WASHINGTON - Leaders of a House agriculture subcommittee have told bank groups and the Farm Credit Council to resolve their differences before Congress comes back into session Sept. 5 - or else.
But with half of Washington on vacation, even arranging a meeting between the opposing sides in the debate over Farm Credit System lending has so far proved impossible.
That may increase the chances that Rep. Wayne Allard, R-Colo., chairman of the House Agriculture subcommittee that deals with farm credit, and Sen. Larry E. Craig, R-Idaho, Mr. Allard's Senate counterpart, will come up with legislation not to rural bankers' liking.
Both Rep. Allard and Sen. Craig have in the past voiced support for efforts to "modernize" the $65 billion-asset Farm Credit System, which has seen its share of farm lending drop from 33.4% in 1984 to a projected 24.2% this year, while commercial banks' share has jumped from 24.4% to 40.7%.
To the Farm Credit Council, which lobbies on behalf of the farm credit banks, banks for cooperatives, and farmer-owned credit associations that make up the Farm Credit System, "modernization" means new lending powers for system institutions.
At the top of the council's wish list are giving the system authority to buy whole loans from banks and letting it finance rural cable and telephone systems, value-added agricultural manufacturing, and nonfeed, nonfood uses of agricultural products.
The American Bankers Association and the Independent Bankers Association have opposed these proposals, and pushed instead for letting rural banks join the Farm Credit System and thereby gain access to capital markets via the bonds sold by farm credit banks. The Farm Credit Council, for its part, has called this a blueprint for a bank takeover of the Farm Credit System.
Late in July, Rep. Allard and his subcommittee's ranking Democrat, Tim Johnson of South Dakota, called in lobbyists from the ABA, IBAA, and Farm Credit Council and told them that if they failed to settle their differences during Congress' August recess, the subcommittee would go ahead and write its own farm credit legislation, which might be to neither side's liking.
Leaders of all three groups agreed that talking things over was a good idea, but so far they have been unable to find a time to do so, said lobbyists Mark Scanlan of the IBAA and Jeff Shipp of the Farm Credit Council.
Mr. Shipp, the council's vice president for government affairs, said the feedback he's been getting from House Agriculture Committee staffers indicates that the Farm Credit Council can hope to get at least some of its wishes answered by the committee.

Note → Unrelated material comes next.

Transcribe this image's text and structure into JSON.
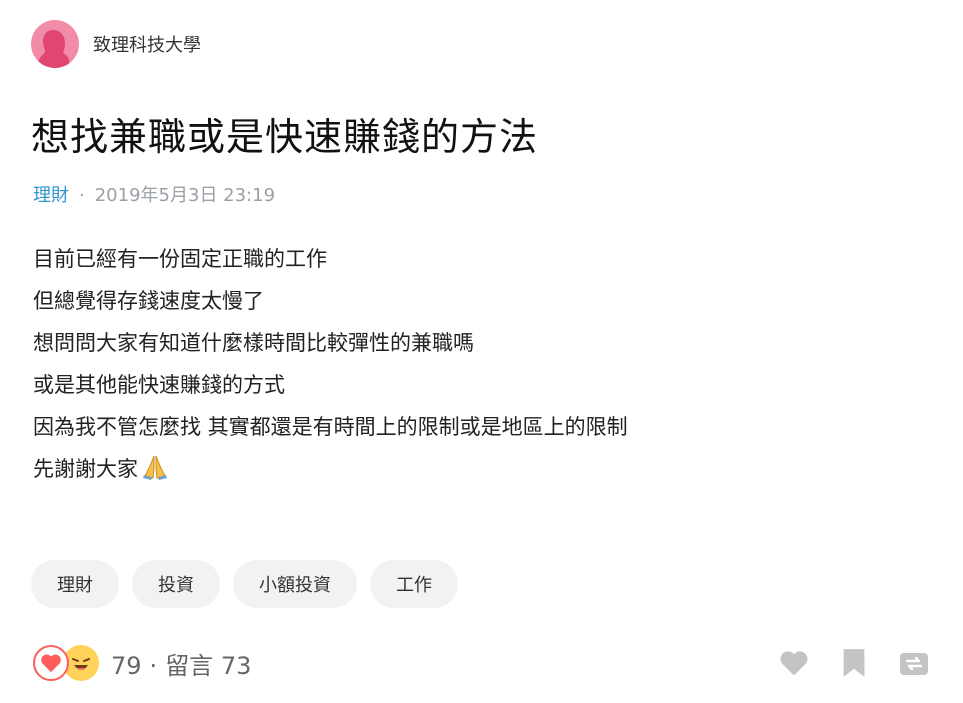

In the Senate, Sen. Craig has already promised to push the Farm Credit Council's whole loan purchasing and rural information highway lending proposals as amendments to the 1995 farm bill.
As for the bankers' plan to participate in the Farm Credit System, Mr. Shipp said he had detected no enthusiasm for it in Congress.
"I'm not sure anybody has any interest in seeing the healthy competition between banks and Farm Credit System institutions be harmed," he said.